A decoction of the dried flowers acts as an emetic, and has been considered useful for relieving the congestive bronchial catarrh of children, and also useful for epidemic dysentery.
In France, Narcissus flowers have been used as an antispasmodic.
A spirit has been distilled from the bulb, used as an embrocation and also given as a medicine and a yellow volatile oil, of disagreeable odour and a brown colouring matter has been extracted from the flowers, the pigment being Quercetin, also present in the outer scales of the Onion.
The Arabians commended the oil to be applied for curing baldness and as an aphrodisiac.

The following is a quotation from Culpepper:
'Yellow Daffodils are under the dominion of Mars, and the roots thereof are hot and dry in the third degree. The roots boiled and taken in posset drink cause vomiting and are used with good success at the appearance of approaching agues, especially the tertian ague, which is frequently caught in the springtime. A plaster made of the roots with parched barley meal dissolves hard swellings and imposthumes, being applied thereto; the juice mingled with honey, frankincense wine, and myrrh, and dropped into the ears is good against the corrupt and running matter of the ears, the roots made hollow and boiled in oil help raw ribed heels; the juice of the root is good for the morphew and the discolouring of the skin.'
It is said by Galen to have astringent properties. It has been used as an application to wounds. For hard imposthumes, for burns, for strained sinews, stiff or painful joints, and other local ailments, and for 'drawing forth thorns or stubs from any part of the body' it was highly esteemed.

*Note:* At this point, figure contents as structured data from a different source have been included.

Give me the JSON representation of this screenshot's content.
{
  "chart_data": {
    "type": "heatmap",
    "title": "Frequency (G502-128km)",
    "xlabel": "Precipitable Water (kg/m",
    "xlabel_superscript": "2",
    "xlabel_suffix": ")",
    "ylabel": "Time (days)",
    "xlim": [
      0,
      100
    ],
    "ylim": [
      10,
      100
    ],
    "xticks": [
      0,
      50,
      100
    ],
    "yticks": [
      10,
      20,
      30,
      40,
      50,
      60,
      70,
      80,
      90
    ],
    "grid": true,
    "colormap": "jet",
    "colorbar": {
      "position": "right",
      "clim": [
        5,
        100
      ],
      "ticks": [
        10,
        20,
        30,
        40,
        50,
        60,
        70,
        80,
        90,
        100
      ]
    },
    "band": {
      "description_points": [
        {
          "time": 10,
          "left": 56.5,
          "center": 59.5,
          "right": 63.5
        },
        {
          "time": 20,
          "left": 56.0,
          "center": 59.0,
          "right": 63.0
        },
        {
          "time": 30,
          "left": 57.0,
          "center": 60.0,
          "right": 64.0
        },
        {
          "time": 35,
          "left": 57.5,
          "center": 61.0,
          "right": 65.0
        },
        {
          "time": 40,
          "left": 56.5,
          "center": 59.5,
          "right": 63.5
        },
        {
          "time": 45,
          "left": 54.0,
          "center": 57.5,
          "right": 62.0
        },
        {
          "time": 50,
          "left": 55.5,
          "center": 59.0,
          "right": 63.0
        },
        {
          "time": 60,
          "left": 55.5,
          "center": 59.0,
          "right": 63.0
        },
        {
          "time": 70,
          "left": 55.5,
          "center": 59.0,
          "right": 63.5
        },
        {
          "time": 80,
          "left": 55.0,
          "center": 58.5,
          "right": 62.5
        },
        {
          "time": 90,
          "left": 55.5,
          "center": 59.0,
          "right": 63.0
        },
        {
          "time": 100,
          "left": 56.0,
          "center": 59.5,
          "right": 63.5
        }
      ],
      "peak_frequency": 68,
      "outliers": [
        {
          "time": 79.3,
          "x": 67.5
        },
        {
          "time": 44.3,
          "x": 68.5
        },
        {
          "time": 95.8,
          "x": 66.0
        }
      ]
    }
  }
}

The Daffodil was the basis of an ancient ointment called Narcissimum.
The powdered flowers have been used as an emetic in place of the bulbs, and in the form of infusion or syrup, in pulmonary catarrh.
Medicinally daffodil juice mixed with honey, frankincense and myrrh was used to treat discharging ears. A plaster consisting of roots and barley meal was applied to dissolve hard swellings. Boiled roots were employed as an emetic.